Monte Carlo elites: quality-diversity selection as a multi-armed bandit problem

  • Konstantinos Sfikas
  • Antonios Liapis
  • Georgios N. Yannakakis

A core challenge of evolutionary search is the need to balance between exploration of the search space and exploitation of highly fit regions. Quality-diversity search has explicitly walked this tightrope between a population's diversity and its quality. This paper extends a popular quality-diversity search algorithm, MAP-Elites, by treating the selection of parents as a multi-armed bandit problem.

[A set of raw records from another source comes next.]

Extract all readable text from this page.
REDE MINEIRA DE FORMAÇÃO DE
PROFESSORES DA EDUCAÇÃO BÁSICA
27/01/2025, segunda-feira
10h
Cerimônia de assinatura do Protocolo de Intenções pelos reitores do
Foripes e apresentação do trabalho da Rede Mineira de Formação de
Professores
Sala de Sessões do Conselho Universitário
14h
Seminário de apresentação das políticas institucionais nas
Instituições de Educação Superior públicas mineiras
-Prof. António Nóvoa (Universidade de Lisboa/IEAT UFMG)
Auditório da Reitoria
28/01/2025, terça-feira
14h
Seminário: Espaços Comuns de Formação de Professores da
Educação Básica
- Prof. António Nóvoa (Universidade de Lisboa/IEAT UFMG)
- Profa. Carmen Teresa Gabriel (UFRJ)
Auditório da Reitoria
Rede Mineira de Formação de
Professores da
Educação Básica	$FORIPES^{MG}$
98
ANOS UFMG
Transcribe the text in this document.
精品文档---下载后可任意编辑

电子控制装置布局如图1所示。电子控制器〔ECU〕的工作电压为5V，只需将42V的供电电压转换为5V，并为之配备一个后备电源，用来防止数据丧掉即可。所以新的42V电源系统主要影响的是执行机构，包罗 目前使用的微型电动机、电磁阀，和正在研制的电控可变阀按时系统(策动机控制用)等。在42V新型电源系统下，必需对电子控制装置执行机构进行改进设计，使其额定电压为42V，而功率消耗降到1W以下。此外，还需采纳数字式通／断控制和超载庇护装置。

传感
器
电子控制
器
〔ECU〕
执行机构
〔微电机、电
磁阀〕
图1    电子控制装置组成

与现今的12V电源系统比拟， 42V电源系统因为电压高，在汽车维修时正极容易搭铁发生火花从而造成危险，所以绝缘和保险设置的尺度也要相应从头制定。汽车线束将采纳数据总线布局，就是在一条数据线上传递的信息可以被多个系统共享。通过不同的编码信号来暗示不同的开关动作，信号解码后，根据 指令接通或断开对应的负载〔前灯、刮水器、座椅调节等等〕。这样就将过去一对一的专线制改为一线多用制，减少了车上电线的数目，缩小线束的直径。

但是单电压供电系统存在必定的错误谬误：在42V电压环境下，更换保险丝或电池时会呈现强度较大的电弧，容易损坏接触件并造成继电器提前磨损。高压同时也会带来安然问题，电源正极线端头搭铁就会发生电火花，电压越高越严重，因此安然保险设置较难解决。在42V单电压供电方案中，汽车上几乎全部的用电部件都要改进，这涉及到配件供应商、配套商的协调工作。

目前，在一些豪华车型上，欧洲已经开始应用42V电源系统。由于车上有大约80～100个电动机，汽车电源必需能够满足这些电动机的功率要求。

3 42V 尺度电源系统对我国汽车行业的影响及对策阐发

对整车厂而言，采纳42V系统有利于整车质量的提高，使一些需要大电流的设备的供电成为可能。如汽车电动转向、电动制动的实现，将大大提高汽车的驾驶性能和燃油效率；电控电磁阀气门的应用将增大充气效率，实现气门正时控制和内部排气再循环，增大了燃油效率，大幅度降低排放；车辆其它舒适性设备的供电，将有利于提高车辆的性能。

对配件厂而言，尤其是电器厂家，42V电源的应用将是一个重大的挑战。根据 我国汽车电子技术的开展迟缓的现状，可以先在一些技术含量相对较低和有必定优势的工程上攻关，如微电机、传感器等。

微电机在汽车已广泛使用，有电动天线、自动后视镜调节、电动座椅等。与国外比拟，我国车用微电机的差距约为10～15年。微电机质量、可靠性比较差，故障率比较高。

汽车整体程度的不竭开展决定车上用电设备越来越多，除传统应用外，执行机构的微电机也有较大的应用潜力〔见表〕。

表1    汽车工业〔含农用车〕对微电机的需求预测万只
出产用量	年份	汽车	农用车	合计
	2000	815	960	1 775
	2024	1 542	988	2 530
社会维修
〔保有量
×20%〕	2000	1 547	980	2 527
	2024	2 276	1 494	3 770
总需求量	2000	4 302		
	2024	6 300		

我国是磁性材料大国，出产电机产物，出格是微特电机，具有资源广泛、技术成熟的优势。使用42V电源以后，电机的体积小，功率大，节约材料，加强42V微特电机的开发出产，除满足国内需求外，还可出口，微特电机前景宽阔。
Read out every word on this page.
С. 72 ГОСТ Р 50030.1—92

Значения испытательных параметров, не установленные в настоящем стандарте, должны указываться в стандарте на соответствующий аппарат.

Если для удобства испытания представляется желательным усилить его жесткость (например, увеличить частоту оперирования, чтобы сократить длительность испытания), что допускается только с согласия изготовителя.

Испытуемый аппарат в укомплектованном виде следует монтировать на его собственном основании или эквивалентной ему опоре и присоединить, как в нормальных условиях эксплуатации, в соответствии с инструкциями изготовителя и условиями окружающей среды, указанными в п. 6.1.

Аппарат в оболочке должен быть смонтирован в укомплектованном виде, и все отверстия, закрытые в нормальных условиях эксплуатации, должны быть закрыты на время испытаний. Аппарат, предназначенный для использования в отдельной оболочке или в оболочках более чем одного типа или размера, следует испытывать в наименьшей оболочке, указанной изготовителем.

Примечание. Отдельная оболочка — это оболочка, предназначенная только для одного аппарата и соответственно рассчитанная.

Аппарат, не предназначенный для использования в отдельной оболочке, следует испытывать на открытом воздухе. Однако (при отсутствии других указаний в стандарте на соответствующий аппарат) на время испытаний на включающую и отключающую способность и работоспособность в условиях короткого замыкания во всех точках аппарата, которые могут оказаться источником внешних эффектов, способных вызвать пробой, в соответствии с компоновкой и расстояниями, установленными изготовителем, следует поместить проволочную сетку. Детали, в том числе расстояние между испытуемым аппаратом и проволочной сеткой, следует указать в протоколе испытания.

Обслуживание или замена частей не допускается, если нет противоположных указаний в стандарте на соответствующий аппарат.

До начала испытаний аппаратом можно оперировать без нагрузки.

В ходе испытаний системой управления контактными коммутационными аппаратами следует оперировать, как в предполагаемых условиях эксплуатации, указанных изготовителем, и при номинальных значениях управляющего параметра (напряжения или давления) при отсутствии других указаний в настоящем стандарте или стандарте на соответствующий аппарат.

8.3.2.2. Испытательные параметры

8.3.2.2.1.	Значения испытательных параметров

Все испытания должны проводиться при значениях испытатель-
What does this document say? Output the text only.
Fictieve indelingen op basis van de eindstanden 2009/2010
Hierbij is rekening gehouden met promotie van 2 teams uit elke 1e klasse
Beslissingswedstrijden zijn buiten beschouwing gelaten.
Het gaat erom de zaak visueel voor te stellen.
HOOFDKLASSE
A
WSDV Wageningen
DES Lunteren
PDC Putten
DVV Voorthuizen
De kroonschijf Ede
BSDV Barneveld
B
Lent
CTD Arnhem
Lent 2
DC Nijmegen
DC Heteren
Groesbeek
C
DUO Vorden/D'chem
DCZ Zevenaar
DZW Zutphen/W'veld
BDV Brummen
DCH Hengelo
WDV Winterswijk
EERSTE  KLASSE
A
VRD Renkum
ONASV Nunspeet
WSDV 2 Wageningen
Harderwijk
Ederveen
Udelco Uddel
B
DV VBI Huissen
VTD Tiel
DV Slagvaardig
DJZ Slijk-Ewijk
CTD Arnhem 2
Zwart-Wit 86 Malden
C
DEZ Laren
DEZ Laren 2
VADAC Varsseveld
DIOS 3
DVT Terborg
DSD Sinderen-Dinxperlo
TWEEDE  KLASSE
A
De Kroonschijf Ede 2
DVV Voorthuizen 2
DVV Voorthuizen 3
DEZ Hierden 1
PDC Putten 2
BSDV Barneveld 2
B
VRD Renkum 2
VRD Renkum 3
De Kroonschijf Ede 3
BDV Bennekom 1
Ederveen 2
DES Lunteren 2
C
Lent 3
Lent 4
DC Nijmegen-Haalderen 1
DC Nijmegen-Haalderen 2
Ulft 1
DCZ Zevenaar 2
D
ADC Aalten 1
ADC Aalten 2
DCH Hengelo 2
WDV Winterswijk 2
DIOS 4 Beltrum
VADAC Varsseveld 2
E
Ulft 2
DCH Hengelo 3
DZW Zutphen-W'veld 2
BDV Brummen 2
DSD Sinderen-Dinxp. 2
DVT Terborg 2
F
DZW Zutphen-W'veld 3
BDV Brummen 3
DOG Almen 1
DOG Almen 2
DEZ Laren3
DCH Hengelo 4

Using variations of the upper-confidence bound to select parents from under-explored but potentially rewarding areas of the search space can accelerate the discovery of new regions as well as improve its archive's total quality. The paper tests an indirect measure of quality for parent selection: the survival rate of a parent's offspring. Results show that maintaining a balance between exploration and exploitation leads to the most diverse and high-quality set of solutions in three different testbeds.

Seeking quality diversity in evolutionary co-design of morphology and control of soft tensegrity modular robots

  • Enrico Zardini
  • Davide Zappetti
  • Davide Zambrano
  • Giovanni Iacca
  • Dario Floreano

Designing optimal soft modular robots is difficult, due to non-trivial interactions between morphology and controller. Evolutionary algorithms (EAs), combined with physical simulators, represent a valid tool to overcome this issue. In this work, we investigate algorithmic solutions to improve the Quality Diversity of co-evolved designs of Tensegrity Soft Modular Robots (TSMRs) for two robotic tasks, namely goal reaching and squeezing trough a narrow passage. To this aim, we use three different EAs, i.e., MAP-Elites and two custom algorithms: one based on Viability Evolution (ViE) and NEAT (ViE-NEAT), the other named Double Map MAP-Elites (DM-ME) and devised to seek diversity while co-evolving robot morphologies and neural network (NN)-based controllers. In detail, DM-ME extends MAP-Elites in that it uses two distinct feature maps, referring to morphologies and controllers respectively, and integrates a mechanism to automatically define the NN-related feature descriptor. Considering the fitness, in the goal-reaching task ViE-NEAT outperforms MAP-Elites and results equivalent to DM-ME. Instead, when considering diversity in terms of "illumination" of the feature space, DM-ME outperforms the other two algorithms on both tasks, providing a richer pool of possible robotic designs, whereas ViE-NEAT shows comparable performance to MAP-Elites on goal reaching, although it does not exploit any map.